Some of you may know that I have spent most of my life dealing with the myriad types of cables that can be found in a recording studio. And over the years I have amassed quite a large and now mostly useless collection of all kinds of cables. Big, skinny, long, short, blue, green, red, twisty, curly. You name it. I have it. But I have come to a place where I am ready to let them go. I will keep a few to make sure I can still plug in a microphone if I need to at some point but I just don’t need all the cables I have.
So in the attempt to purge myself of these wormlike creatures I reached out to some of my friends who still have a need for them and asked if they might want any of them. Well a few days ago my good friend Joel came over and dug through the boxes and came up with a pile of XLR cables. We set them aside as they came out of the box and when we were done there was a messy pile on the ottoman and he looked at them and laughed a little bit and said how to some people that pile might look like a huge mess but to him it looked like the recording of a piano.
And that has stuck with me.
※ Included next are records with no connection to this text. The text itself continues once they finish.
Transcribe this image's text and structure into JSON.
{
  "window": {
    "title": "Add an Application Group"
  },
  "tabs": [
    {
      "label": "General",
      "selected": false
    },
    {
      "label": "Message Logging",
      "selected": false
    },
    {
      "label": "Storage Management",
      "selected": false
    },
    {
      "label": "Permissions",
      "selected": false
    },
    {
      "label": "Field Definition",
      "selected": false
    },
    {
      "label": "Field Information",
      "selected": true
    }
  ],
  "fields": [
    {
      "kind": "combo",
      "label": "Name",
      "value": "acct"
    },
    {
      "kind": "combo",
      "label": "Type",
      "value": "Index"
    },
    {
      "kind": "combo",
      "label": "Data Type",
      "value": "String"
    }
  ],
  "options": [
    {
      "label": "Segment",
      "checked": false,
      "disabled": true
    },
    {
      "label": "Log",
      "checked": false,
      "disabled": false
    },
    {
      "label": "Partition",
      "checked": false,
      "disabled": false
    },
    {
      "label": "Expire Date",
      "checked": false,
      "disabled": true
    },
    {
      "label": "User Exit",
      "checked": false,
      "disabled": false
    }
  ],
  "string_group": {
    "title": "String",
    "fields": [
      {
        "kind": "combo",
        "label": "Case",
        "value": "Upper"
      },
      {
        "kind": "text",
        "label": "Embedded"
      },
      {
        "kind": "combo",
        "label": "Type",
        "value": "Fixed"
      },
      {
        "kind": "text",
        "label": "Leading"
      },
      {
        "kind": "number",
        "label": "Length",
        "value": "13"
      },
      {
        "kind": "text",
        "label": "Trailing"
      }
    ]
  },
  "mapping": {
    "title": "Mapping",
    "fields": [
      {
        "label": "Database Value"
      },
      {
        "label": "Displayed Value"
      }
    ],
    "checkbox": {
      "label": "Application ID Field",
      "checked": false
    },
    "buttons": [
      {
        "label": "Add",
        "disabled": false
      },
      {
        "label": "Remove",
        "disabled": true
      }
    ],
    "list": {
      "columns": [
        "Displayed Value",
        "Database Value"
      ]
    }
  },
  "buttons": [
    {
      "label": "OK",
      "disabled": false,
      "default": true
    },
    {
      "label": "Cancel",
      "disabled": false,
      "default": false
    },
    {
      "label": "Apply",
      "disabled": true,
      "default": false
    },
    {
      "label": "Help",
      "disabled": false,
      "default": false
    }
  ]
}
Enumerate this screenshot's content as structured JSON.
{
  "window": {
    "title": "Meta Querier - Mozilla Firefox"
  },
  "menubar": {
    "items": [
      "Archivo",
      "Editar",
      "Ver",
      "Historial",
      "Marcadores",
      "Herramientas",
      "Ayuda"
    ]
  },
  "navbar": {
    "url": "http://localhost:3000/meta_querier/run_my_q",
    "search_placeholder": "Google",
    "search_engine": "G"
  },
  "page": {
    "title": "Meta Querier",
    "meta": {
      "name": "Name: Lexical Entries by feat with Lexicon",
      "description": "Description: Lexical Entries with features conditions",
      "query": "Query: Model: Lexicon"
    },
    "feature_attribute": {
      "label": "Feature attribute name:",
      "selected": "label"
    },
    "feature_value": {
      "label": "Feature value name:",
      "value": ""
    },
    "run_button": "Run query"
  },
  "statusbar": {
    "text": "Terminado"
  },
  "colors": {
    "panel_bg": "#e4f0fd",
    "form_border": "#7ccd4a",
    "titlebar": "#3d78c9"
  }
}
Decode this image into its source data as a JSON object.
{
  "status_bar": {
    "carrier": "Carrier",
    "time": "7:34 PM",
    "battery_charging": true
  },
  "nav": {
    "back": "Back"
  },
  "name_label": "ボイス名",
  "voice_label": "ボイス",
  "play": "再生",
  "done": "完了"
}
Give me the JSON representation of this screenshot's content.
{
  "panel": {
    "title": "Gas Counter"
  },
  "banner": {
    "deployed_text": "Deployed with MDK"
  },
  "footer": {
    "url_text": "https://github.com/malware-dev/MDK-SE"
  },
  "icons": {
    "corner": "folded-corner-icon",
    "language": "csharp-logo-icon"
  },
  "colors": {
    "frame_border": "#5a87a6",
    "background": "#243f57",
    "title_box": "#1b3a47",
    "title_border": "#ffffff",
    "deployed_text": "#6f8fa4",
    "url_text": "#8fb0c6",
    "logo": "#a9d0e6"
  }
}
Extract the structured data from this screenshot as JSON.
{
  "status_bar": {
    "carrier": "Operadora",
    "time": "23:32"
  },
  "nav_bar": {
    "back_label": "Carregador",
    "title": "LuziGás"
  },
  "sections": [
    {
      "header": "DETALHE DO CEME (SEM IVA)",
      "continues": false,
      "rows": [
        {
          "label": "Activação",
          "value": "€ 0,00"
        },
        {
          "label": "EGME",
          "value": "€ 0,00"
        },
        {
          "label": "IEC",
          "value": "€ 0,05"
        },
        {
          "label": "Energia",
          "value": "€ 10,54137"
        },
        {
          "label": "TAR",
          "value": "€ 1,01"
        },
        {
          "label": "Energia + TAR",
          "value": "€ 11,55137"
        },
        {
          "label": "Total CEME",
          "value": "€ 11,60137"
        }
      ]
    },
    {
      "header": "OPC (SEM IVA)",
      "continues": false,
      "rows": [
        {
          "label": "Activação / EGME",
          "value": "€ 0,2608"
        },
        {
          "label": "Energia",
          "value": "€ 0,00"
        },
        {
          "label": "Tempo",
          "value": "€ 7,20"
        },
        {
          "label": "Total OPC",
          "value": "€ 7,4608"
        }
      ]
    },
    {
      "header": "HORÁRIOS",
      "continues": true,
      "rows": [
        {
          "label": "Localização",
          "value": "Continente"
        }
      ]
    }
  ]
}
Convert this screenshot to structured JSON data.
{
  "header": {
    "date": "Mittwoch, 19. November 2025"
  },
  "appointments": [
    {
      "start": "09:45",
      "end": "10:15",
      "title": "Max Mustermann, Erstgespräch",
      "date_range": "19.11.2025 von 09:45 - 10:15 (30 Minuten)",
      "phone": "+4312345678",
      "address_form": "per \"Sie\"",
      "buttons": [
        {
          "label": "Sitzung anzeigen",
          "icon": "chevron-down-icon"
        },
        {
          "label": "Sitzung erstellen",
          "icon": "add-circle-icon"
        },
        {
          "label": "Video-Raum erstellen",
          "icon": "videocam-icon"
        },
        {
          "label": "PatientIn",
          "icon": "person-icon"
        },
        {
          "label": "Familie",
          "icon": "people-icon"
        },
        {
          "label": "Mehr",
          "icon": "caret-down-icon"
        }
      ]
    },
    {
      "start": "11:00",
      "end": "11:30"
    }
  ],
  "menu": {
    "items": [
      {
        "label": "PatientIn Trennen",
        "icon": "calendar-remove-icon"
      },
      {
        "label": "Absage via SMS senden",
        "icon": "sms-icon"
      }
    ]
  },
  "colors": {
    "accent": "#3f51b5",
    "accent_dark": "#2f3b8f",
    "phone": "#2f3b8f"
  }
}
It is not what the things before us actually are that matter, it is what they represent for us that make all the difference. It’s not the knife, its the meal that it will prepare and the feeling of nourishment that follows.
So now I find myself looking at things a little differently thanks to my time with Joel. I am trying to remember to see what is on the other side of the things that are in my life. And if there is no other side then they are not meant for me at this time and I am planning on letting them go. In an effort of minimalism I am trying to be sure that what is close by has a reason for being there other than the space it occupies.
Thanks Joel.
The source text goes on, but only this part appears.